The reason that Jesus does this, the reason that Jesus dramatically illustrates the unimportance of greatness is that Jesus himself forfeited greatness for our sake.  Remember that at the beginning of this reading, Jesus predicts that he will be betrayed into human hands, that he will be killed, and that after three days he will rise again.  Mark then tells us that his disciples did not understand what he was saying to them.  The disciples did not understand that Jesus was giving up his life, giving up everything he had, giving up his greatness for their sakes and for the sake of the world.  And so when they begin arguing about who among them is the greatest, they demonstrate how thoroughly they miss the point.  In essence, Jesus was telling his disciples that greatness doesn’t matter because he was going to give it up, that he was going to give up everything for the sake of others, for the sake of those who did not deserve it.  The logic that Jesus uses is very clear: because I came to give myself for all of you, you are also called to give yourselves for each other.  Jesus was not concerned with greatness or status or any of the things that preoccupied the disciples; Jesus was concerned with self-giving service.  In this passage, Mark describes the very essence of the Christian gospel: we are called to forfeit our greatness and give of ourselves because Jesus forfeited his greatness and gave himself up for us.

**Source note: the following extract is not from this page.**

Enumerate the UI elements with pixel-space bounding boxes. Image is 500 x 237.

This summary of the gospel has enormous implications for who we are and how we live our lives.  On one hand, it means that our arguments about what football team ought to be number one are really quite silly, but I think we all knew that.  The deeper message is that our preoccupation with rank and status and merit is ultimately contrary to the gospel Jesus came to embody.  When we demand something because we deserve it, when we are pleased to receive something because we’ve earned it, when we believe that our status entitles us to certain privileges, we are making the same mistakes that the disciples made.  We are ignoring the fact that our Lord came to earth and gave up the majesty of God for the sake of those who were unworthy.  More importantly, God came to earth and made all of us worthy, regardless of our rank or our status or our merit.  Jesus Christ came in order to show us that we were all equal before God and that we should behave as such.  There was a legendary priest in the Diocese of Connecticut whose name was Canon Jones.  In some ways, he was the stereotypical Episcopal cleric from the early 20th century.  He had a patrician bearing, was always impeccably dressed, and had almost Victorian manners.  He could comfortably hobnob with the elites of Connecticut society, but he could just as comfortably counsel a young man struggling with drug addiction.  Even as he served as chaplain to some of Hartford’s wealthiest families, he also pioneered ministries with Connecticut’s most vulnerable citizens, because he understood that there was no difference between these people.  Regardless of how the world perceived you, when Canon Jones met you he would offer his hand in greeting and say, “How do you do?”  In a world that is so often senseless and beyond our comprehension, Canon Jones understood the deep logic of the gospel: that Jesus Christ had made all of us equal before God.  Jesus Christ came in order to show us that true greatness is disregarding rank, disregarding status and understanding that all of us have been made worthy by God.